Le chômage est à son plus haut niveau depuis 12 ans.


Chômage : nette hausse des demandeurs d'emploi en novembre

lundi 26.12.2011 - AFP

Chômage : nette hausse des demandeurs d’emploi en novembre
Chômage : nette hausse des demandeurs d’emploi en novembre (AFP)
(chiffres uniquement pour les chômeurs de catégorie A)

 

Le nombre de demandeurs d'emploi sans activité en France métropolitaine a nettement progressé en novembre, septième mois de hausse consécutif, atteignant 2 844 800 personnes, soit 29 900 de plus qu'en octobre (+1,1 %), a annoncé ce lundi le ministère du Travail.

 

En incluant celles qui exercent une activité réduite, 4 244 800 personnes au total étaient inscrites sur les listes de Pôle emploi, soit une hausse de 51 800 personnes (+ 1,2 %). Fin novembre, avec ou sans activité réduite, 4 510 500 demandeurs d'emploi étaient recensés, avec ou sans activité réduite.

Sur un an, en métropole, la hausse du nombre de demandeurs d'emploi dépasse les 5%. Elle est en effet de 5,2% par rapport à novembre 2010 pour ce qui concerne les demandeurs d'emploi de la catégorie A (sans aucune activité) et de 5,6 % pour la catégorie A, B et C comprenant des demandeurs d'emploi tenus de faire des actes positifs de recherche d'emploi, ayant eu une activité réduite.

L'augmentation du nombre de jeunes inscrits sans aucun emploi est le double du taux global : + 2,2 % demandeurs d'emploi de moins de 25 ans (+ 2,3 % en glissement annuel). Le phénomène a surtout touché les jeunes hommes le mois dernier (+ 2,5 % par rapport à octobre, contre + 1,8 % pour les jeunes femmes).

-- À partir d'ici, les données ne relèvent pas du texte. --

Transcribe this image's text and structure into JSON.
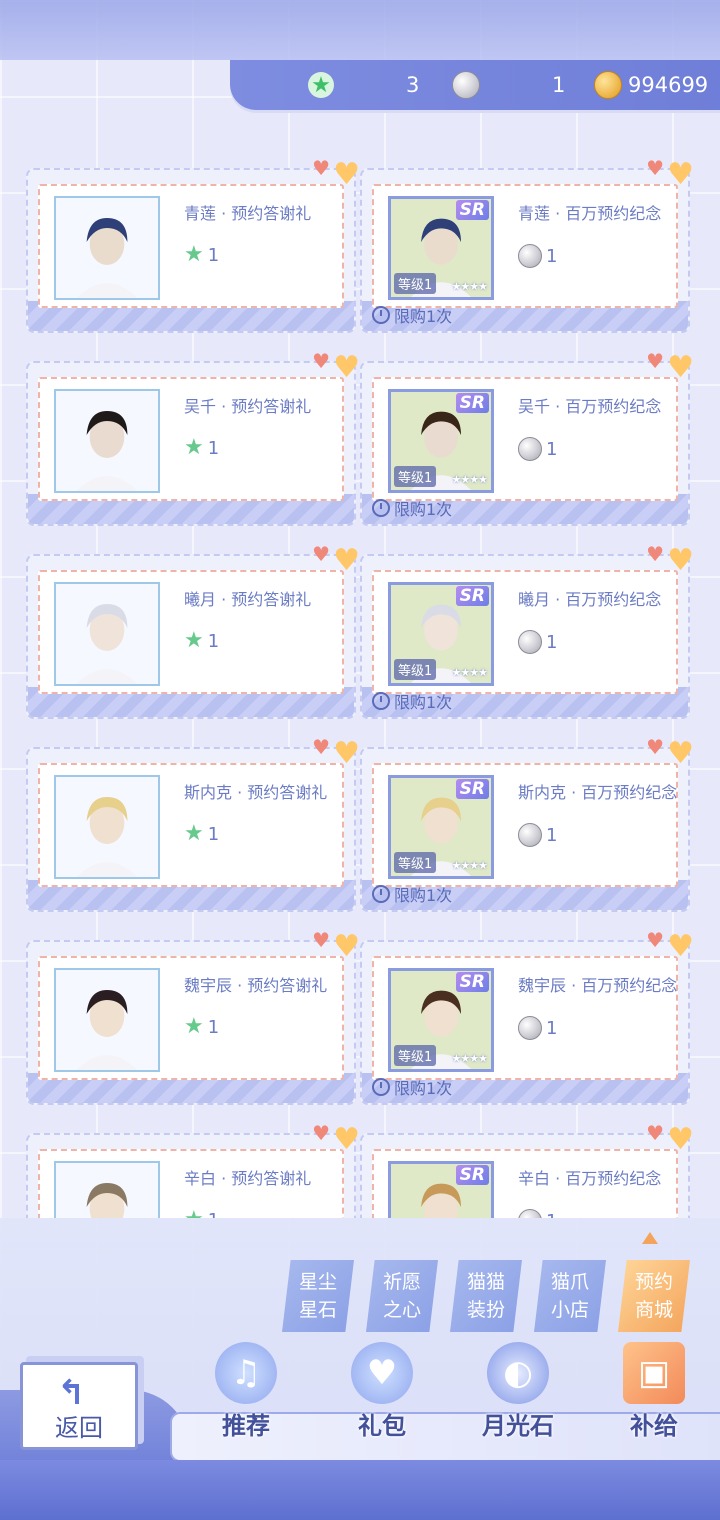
{
  "currency": {
    "star_dust": "3",
    "silver": "1",
    "gold": "994699"
  },
  "items": [
    {
      "name": "青莲 · 预约答谢礼",
      "price": "1",
      "currency": "star",
      "sr": false,
      "level": "",
      "limit": ""
    },
    {
      "name": "青莲 · 百万预约纪念",
      "price": "1",
      "currency": "silver",
      "sr": true,
      "level": "等级1",
      "limit": "限购1次"
    },
    {
      "name": "吴千 · 预约答谢礼",
      "price": "1",
      "currency": "star",
      "sr": false,
      "level": "",
      "limit": ""
    },
    {
      "name": "吴千 · 百万预约纪念",
      "price": "1",
      "currency": "silver",
      "sr": true,
      "level": "等级1",
      "limit": "限购1次"
    },
    {
      "name": "曦月 · 预约答谢礼",
      "price": "1",
      "currency": "star",
      "sr": false,
      "level": "",
      "limit": ""
    },
    {
      "name": "曦月 · 百万预约纪念",
      "price": "1",
      "currency": "silver",
      "sr": true,
      "level": "等级1",
      "limit": "限购1次"
    },
    {
      "name": "斯内克 · 预约答谢礼",
      "price": "1",
      "currency": "star",
      "sr": false,
      "level": "",
      "limit": ""
    },
    {
      "name": "斯内克 · 百万预约纪念",
      "price": "1",
      "currency": "silver",
      "sr": true,
      "level": "等级1",
      "limit": "限购1次"
    },
    {
      "name": "魏宇辰 · 预约答谢礼",
      "price": "1",
      "currency": "star",
      "sr": false,
      "level": "",
      "limit": ""
    },
    {
      "name": "魏宇辰 · 百万预约纪念",
      "price": "1",
      "currency": "silver",
      "sr": true,
      "level": "等级1",
      "limit": "限购1次"
    },
    {
      "name": "辛白 · 预约答谢礼",
      "price": "1",
      "currency": "star",
      "sr": false,
      "level": "",
      "limit": ""
    },
    {
      "name": "辛白 · 百万预约纪念",
      "price": "1",
      "currency": "silver",
      "sr": true,
      "level": "",
      "limit": ""
    }
  ],
  "sr_label": "SR",
  "categories": [
    {
      "line1": "星尘",
      "line2": "星石",
      "active": false
    },
    {
      "line1": "祈愿",
      "line2": "之心",
      "active": false
    },
    {
      "line1": "猫猫",
      "line2": "装扮",
      "active": false
    },
    {
      "line1": "猫爪",
      "line2": "小店",
      "active": false
    },
    {
      "line1": "预约",
      "line2": "商城",
      "active": true
    }
  ],
  "nav": [
    {
      "label": "推荐",
      "icon": "swan-icon"
    },
    {
      "label": "礼包",
      "icon": "gift-heart-icon"
    },
    {
      "label": "月光石",
      "icon": "moonstone-icon"
    },
    {
      "label": "补给",
      "icon": "shopping-bag-icon"
    }
  ],
  "back_label": "返回",
  "colors": {
    "accent": "#6f7ed8",
    "active_tab": "#f3a35a",
    "text": "#6b7cc4"
  }
}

Les 25-49 ans ont été davantage épargnés (+ 0,7 % sur un mois, + 2,9 % sur un an) mais le nombre de demandeurs d'emploi de 50 ans et plus a grossi de 1,5 %, ce qui porte la hausse en glissement annuel à 15,4 %.

Le chômage de longue durée augmente puisque sur les 4 244 800 personnes des catégories A, B et C en quête d'emploi en métropole, 1,61 million ont un an ou plus d'inscription à Pôle emploi, soit + 1,1 % sur un mois et + 6,5 % sur un an. Parmi eux, le nombre de demandeurs ayant entre un an et moins de deux ans d'ancienneté sur les listes progresse de 0,8 % mais baisse en glissement annuel de 2,4 %.

Les personnes ayant entre deux ans et moins de trois ans d'ancienneté augmentent aussi bien sur un mois (+ 0,7 %) que sur un an (+ 13,7 %) tandis que les trois ans ou plus d'ancienneté voient leurs rangs gonfler de 2,1 % et de 21,8 % par rapport à novembre 2010.